BMC Cancer 2012, 12:127  doi:10.1186/1471-2407-12-127

Published: 30 March 2012

Abstract

Background

Activation of MEK5 in many cancers is associated with carcinogenesis through aberrant cell proliferation. In this study, we determined the level of phosphorylated MEK5 (pMEK5) expression in human colorectal cancer (CRC) tissues and correlated it with clinicopathologic data.

Methods

pMEK5 expression was examined by immunohistochemistry in a tissue microarray (TMA) containing 335 clinicopathologic characterized CRC cases and 80 cases of nontumor colorectal tissues. pMEK5 expression of 19 cases of primary CRC lesions and paired with normal mucosa was examined by Western blotting.
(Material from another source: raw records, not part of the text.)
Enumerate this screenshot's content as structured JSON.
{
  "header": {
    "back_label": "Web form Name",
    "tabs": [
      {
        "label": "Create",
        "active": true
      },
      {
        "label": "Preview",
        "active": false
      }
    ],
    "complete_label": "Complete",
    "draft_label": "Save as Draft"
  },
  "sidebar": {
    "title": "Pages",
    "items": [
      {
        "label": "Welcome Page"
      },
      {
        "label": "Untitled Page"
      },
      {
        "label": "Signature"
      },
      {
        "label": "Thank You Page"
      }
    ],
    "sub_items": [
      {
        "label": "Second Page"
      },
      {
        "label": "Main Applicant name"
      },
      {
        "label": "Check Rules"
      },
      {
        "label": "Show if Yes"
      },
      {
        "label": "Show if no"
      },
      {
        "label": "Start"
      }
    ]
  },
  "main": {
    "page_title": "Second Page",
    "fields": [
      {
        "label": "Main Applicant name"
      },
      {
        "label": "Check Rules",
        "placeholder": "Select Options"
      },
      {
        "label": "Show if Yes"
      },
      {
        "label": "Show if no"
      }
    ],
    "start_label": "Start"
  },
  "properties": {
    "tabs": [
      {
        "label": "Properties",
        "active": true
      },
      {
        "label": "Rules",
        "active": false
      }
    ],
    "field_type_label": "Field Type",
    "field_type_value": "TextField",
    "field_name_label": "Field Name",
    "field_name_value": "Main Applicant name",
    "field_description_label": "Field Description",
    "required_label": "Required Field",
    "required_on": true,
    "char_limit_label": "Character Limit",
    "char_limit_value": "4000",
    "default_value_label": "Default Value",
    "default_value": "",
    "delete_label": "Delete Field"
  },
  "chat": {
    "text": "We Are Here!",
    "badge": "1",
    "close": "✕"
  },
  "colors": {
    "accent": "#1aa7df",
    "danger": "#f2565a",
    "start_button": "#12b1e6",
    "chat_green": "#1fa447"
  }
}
The relationship between pMEK5 expression in CRC and clinicopathologic parameters, and the association of pMEK5 expression with CRC survival were analyzed respectively.

Results

pMEK5 expression was significantly higher in CRC tissues (185 out of 335, 55.2%) than in normal tissues (6 out of 80, 7.5%; P < 0.001). Western blotting demonstrated that pMEK5 expression was upregulated in 12 of 19 CRC tissues (62.1%) compared to the corresponding adjacent nontumor colorectal tissues. Overexpression of pMEK5 in CRC tissues was significantly correlated to the depth of invasion (P = 0.001), lymph node metastasis (P < 0.001), distant metastasis (P < 0.001) and high preoperative CEA level (P < 0.001). Consistently, the pMEK5 level in CRC tissues was increased following stage progression of the disease (P < 0.001). Analysis of the survival curves showed a significantly worse 5-year disease-free (P = 0.002) and 5-year overall survival rate (P < 0.001) for patients whose tumors overexpressed pMEK5. However, in multivariate analysis, pMEK5 was not an independent prognostic factor for CRC (DFS: P = 0.139; OS: P = 0.071).

Conclusions

pMEK5 expression is correlated with the staging of CRC and its expression might be helpful to the TNM staging system of CRC.